Economista e professor da UEG, Júlio Paschoal discorre sobre a taxa que a prefeitura de Goiânia,  e de outros municípios,  podem criar neste ano.

Por Julio Paschoal, no Facebook do autor

O novo marco regulatório do Saneamento Básico no Brasil, é regido pela Lei Federal n° 14.026 de 15 de julho de 2020, ele traz em seu bojo a obrigação, dos municípios de cobrar a taxa de lixo, sob pena de contrariar o art. 14 da lei federal n° 101/97, conhecida como lei de responsabilidade fiscal.
A defesa por parte deste marco, que diga-se de passagem, avançou em muito na questão do saneamento básico, isso porque permite que a administração municipal, passe via chamamento público, regido pela lei federal n° 13.019/14 ou outra modalidade de licitação, prevista na lei federal n° 8.666/93 e alterações posteriores a concessão desses serviços, também à iniciativa privada, cujos preços ficam até 20% mais baratos para a população.

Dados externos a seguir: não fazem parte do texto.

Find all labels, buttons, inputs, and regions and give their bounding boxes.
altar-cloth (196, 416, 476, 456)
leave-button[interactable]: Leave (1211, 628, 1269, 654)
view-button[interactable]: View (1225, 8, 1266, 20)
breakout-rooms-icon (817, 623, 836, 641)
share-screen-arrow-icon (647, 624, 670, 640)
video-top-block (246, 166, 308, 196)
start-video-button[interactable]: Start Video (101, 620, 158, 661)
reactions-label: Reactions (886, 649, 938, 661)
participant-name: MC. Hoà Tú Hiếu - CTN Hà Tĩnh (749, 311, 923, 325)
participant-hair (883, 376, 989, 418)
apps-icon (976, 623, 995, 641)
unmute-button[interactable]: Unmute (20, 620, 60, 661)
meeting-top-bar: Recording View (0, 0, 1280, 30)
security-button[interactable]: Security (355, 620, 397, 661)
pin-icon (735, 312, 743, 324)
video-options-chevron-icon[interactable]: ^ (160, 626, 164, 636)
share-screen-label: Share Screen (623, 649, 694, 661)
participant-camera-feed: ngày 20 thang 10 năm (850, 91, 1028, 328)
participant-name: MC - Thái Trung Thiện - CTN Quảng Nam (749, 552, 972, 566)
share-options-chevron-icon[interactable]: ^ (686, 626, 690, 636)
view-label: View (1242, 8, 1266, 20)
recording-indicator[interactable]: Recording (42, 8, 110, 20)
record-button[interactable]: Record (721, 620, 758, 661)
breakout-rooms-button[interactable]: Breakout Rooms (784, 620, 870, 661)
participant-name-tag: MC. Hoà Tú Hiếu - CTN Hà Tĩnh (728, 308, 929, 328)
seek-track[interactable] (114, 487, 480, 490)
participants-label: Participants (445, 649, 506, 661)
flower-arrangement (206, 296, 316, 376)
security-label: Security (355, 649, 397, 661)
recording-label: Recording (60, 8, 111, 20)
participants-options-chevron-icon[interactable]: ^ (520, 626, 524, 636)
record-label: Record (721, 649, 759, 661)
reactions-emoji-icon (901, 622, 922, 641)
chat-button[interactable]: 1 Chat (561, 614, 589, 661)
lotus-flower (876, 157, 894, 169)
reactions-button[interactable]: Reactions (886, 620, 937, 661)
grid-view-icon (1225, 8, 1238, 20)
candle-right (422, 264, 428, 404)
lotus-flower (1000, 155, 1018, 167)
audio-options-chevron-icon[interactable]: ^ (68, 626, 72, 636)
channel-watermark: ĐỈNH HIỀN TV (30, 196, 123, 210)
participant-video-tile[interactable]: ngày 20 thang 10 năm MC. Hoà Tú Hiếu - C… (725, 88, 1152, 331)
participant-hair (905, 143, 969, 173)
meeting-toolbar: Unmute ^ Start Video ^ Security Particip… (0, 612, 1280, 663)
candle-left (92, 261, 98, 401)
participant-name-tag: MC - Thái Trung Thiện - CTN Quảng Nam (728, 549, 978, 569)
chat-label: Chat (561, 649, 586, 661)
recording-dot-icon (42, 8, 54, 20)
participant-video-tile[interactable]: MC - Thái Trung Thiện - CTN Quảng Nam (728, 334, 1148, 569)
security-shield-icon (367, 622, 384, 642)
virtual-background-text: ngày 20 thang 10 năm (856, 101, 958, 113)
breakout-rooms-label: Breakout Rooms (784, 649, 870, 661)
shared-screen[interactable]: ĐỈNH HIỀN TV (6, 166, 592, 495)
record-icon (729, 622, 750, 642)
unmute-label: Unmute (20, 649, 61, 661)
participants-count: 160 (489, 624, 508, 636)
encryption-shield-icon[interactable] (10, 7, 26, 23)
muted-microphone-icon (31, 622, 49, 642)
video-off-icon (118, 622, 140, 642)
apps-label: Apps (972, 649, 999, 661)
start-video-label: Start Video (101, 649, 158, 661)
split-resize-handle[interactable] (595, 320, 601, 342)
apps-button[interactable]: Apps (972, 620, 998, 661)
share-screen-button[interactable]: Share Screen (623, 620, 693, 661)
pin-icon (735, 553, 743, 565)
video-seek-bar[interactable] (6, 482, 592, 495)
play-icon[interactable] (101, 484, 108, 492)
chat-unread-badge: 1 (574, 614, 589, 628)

Neste novo marco regulatório, a partir do momento que a concessão com alguma estatal vence, imediatamente os serviços podem ser licitados, e em caso de vitória, passarem a ser realizados pela iniciativa privada, sem que se aguarde um prazo para isto, como ocorria no marco anterior.
Quanto a obrigação de criação de uma taxa de lixo e responsabilização do gestor municipal, se assim não proceder, diga-se que a luz do atual pacto federativo, tal medida está eivada de inconstitucionalidade.

O fato em si implica em intervenção na autonomia dos municípios. A OAB-GO, seção de Goiás, considera a medida não obrigatória por entender que esses serviços, já são cobertos no Imposto Predial Urbano, fato a se considerar. É por essas e outras que deve ficar a cargo de cada gestor criá-la ou não.
O fato desta taxa ainda não ter sido cobrada, implica que está não chegou a ser incorporada a receita do município, nesse caso não a que se falar em renúncia de receita por não cobra-la.
A lei 101/97 é clara quando se abre mão de uma receita, deve-se indicar nova fonte de recursos, que não é caso.
Portanto os gestores públicos municipais, podem constesta-la a luz do pacto federativo atual e da própria lei de responsabilidade fiscal.

As legislações citadas garantem os administradores municipais contra a responsabilização por não instituir esta taxa e também a população. Há um outro senão para a instituição desta taxa, o fato de se estar numa pandemia, como a vivenciada no país, pois as taxas de desemprego superam a casa de 14% para os que procuraram empregos nos últimos dois anos e 20% para os que estão a mais de três anos desempregados.
A subjetividade da legislação não dá embasamento legal para sua criação, mesmo constando do novo marco regulatório do saneamento básico.